SUMMARY OF THE INVENTION
[0014] In view of the above-listed disadvantages with the prior
art, it is an object of the present invention to provide an airway
device that is capable of being introduced without the necessity of
a laryngoscope.
[0015] It is another object of the present invention to provide an
airway device that can be inserted into either the trachea or the
esophagus.
[0016] It is a further object of the present invention to provide
an airway device that can allow the operator to determine the
placement of the device without the need to auscultate or use a
Toomey syringe.
[0017] It is a further object of the present invention to provide
an airway device that allows the operator to monitor the position
of the airway as it is being used.
[0018] These and other advantages can be accomplished by providing
an airway device having two lumens and a visualization device for
allowing internal visualization of the intubation procedure and
monitoring of the placement.
[0019] The airway device of the present invention comprises two
lumens allowing ventilation either laterally or through the distal
end (furthest from the user). The airway device further comprises a
visualization device mounted such that it gathers images along a
lateral portion of the device. The visualization device preferably
is a camera, such as a CMOS or CCD.
[0020] Illumination devices may also be incorporated into the
airway to assist the visualization device. Examples of illumination
devices include light emitting diodes (LEDs) and infrared
lights.
[0021] Dual lumen airway devices typically include two lumens that
terminate in a common distal end. One lumen is open at the distal
end, whereas the other lumen vents laterally and has no exit ports
immediately near the distal end. Accordingly, in the
laterally-venting lumen, there is a significant amount of unused
space between the distal end and the distalmost lateral opening.

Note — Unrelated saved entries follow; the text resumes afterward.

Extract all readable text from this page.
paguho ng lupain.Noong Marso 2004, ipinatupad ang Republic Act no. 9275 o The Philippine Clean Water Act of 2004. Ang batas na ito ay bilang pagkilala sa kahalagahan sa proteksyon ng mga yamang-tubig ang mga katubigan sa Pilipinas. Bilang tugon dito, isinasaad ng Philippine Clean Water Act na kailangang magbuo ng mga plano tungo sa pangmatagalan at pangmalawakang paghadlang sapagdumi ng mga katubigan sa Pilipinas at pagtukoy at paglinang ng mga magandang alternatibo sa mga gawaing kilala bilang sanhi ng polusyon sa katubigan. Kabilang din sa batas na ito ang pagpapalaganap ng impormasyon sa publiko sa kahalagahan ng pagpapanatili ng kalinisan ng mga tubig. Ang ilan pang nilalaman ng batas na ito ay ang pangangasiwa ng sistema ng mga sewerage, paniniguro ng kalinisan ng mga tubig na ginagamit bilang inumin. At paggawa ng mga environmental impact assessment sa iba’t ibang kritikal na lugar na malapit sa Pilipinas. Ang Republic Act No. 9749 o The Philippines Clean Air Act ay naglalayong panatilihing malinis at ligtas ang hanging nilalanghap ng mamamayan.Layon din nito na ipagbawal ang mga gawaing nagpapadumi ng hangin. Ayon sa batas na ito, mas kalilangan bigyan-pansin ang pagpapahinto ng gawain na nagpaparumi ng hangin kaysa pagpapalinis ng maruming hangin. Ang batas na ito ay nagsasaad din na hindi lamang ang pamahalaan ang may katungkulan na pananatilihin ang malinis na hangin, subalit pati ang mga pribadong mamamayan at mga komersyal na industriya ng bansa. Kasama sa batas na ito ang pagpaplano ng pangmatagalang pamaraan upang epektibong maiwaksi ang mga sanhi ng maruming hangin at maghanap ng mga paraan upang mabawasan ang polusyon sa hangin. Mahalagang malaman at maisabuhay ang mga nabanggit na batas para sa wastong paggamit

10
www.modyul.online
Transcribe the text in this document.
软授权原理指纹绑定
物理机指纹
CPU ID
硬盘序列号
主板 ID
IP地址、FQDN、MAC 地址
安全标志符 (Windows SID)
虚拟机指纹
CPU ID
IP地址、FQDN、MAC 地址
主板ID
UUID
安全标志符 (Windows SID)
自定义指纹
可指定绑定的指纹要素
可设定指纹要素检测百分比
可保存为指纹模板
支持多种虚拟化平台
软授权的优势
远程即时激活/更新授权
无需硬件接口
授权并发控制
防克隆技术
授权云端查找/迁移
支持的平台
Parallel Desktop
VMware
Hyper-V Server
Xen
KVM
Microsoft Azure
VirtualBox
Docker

The present invention takes advantage of that unused space to place
visualization and/or illumination components. The result is that
there may be little to no increase in the overall delivery profile
of the airway device.
[0022] The visualization device may transmit signals through a wire
or using wireless technology. Signals are received by an imaging
device, such as a monitor, where the image may be observed by the
operator or other individual.
[0023] Observation of the imaging device may allow the user to
determine whether the airway device is placed in the esophagus or
in the trachea as the airway device is inserted into the patient.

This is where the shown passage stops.